Cluster Management Challenges

If you are processing a huge amount of data and you expect to have results in a reasonable time, your local computer won’t be enough. You need a cluster of computers to divide the data and process workloads – several computers are run in parallel to speed up the task.

Creating and managing your own cluster of computers, however, is not an easy task. You will face several challenges:

Cluster Creation

Creating an Apache Spark cluster is an arduous task.

First, you’ll need to create a cluster of computers and install an operating system, development tools (Python, Java, Scala), etc.

Second, you’ll need to select a version of Apache Spark and install the necessary nodes (master and workers).

Lastly, you’ll need to connect all these nodes together to finalize your Apache Spark cluster.

All in all, it can take several hours to create and configure a new Apache Spark cluster.

Cluster Management

But once you have your own cluster up and running, your job is far from over. Is your cluster working well? Is each and every node healthy?

Here is the second challenge: facing the pain of cluster management!

You’ll need to check the health of all your nodes manually or, preferably, install monitoring tools that report any issues nodes may encounter.

Do the nodes have enough disk space available for new tasks? One key issue faced by Apache Spark clusters, is that some tasks write a lot of data in the local disk space of nodes without deleting them. Disk space is a common problem and, as you may know, a lack of disk space eliminates the possibility of running more tasks.

Do you need to run multiple Spark jobs at the same time? Sometimes a single job occupies all the CPU and RAM resources in your cluster and doesn’t allow other jobs to start and run at the same time.

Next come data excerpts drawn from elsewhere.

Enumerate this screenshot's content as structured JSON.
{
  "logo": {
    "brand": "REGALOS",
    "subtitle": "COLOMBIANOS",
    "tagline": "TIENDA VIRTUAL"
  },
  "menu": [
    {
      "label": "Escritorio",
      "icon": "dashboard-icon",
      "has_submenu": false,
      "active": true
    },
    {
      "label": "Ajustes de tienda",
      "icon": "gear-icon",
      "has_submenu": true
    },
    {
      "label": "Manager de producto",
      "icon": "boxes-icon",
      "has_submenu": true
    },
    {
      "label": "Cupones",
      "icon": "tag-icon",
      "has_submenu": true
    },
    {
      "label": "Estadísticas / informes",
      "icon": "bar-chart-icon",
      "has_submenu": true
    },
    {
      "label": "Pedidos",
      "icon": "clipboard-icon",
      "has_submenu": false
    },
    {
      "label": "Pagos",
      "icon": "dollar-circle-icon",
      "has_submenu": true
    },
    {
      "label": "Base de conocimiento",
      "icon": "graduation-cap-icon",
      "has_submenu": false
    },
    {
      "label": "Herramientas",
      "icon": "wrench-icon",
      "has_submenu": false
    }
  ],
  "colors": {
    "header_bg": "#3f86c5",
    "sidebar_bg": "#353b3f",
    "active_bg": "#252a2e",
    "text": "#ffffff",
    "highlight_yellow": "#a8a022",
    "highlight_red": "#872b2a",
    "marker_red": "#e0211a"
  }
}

These are only a few of the problems you will meet while working with your own clusters.

Cluster Security

Now for the third challenge! What is even more important than having a cluster up and running smoothly?

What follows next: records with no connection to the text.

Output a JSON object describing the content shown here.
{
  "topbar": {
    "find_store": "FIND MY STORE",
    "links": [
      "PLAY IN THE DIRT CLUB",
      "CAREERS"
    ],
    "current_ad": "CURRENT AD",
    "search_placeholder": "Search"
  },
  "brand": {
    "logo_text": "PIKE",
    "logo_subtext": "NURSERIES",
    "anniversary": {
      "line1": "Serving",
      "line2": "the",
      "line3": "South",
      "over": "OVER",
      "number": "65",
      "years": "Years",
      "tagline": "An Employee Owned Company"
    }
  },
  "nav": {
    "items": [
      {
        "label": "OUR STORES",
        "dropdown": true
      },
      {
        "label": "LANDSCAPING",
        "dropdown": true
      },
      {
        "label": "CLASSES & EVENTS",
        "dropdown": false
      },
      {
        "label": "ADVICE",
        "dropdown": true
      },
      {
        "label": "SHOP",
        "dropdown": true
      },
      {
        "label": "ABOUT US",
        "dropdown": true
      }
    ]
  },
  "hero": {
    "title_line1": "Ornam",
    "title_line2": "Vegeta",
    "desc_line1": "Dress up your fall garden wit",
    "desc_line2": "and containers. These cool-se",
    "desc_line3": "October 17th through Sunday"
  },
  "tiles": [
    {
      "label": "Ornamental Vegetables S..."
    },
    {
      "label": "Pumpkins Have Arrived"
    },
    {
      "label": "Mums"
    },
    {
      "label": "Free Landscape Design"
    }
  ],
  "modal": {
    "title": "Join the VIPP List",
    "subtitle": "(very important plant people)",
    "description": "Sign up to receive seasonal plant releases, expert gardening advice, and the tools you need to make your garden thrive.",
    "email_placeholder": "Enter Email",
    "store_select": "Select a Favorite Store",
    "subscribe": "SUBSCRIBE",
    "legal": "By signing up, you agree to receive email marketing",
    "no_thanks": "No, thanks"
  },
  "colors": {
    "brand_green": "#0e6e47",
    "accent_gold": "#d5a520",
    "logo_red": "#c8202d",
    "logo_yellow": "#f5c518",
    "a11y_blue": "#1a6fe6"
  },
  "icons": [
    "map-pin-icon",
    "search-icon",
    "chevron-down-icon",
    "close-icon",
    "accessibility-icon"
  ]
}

You guessed it: security. After all, Apache Spark is a Data Processing tool. And data is very sensitive.

Where in your cluster, does security matter most?

What about the connection between nodes? Are they connected with a secured (and fast) connection? Who has access to the servers housing your cluster?

If you have created your cluster on the cloud and you are working with sensitive data, you’ll need to address these issues by securing each and every node and encrypting communications between them.

Spark Version

Here is your fourth challenge: managing your cluster’s user expectations. In some cases this may be a less daunting task, but not all.

There isn’t a whole lot you can do to change the expectations of your cluster’s users, but here’s a common example to help you prepare:

Do your users like to test their codes with different versions of Apache Spark? Or do they require the latest feature from the latest Spark nightly version?

When you create an Apache Spark cluster, you have to select one version of Spark. Your whole cluster will be bound to it, and it alone. This means it isn’t possible for several versions to cohabit in the same cluster.

So, either you’ll have to change the Spark version of your whole cluster or create another separated cluster. And of course, if you decide to do that, you have to create a down time on your cluster to make the modifications.

Cluster Efficiency

And for the final challenge: scaling!

How can you get the most benefit from the cluster resources you are paying for? Are you paying for your cluster but feel you’re not using it efficiently? Is your cluster too big for your users? Is it running, but empty of jobs during the holiday seasons?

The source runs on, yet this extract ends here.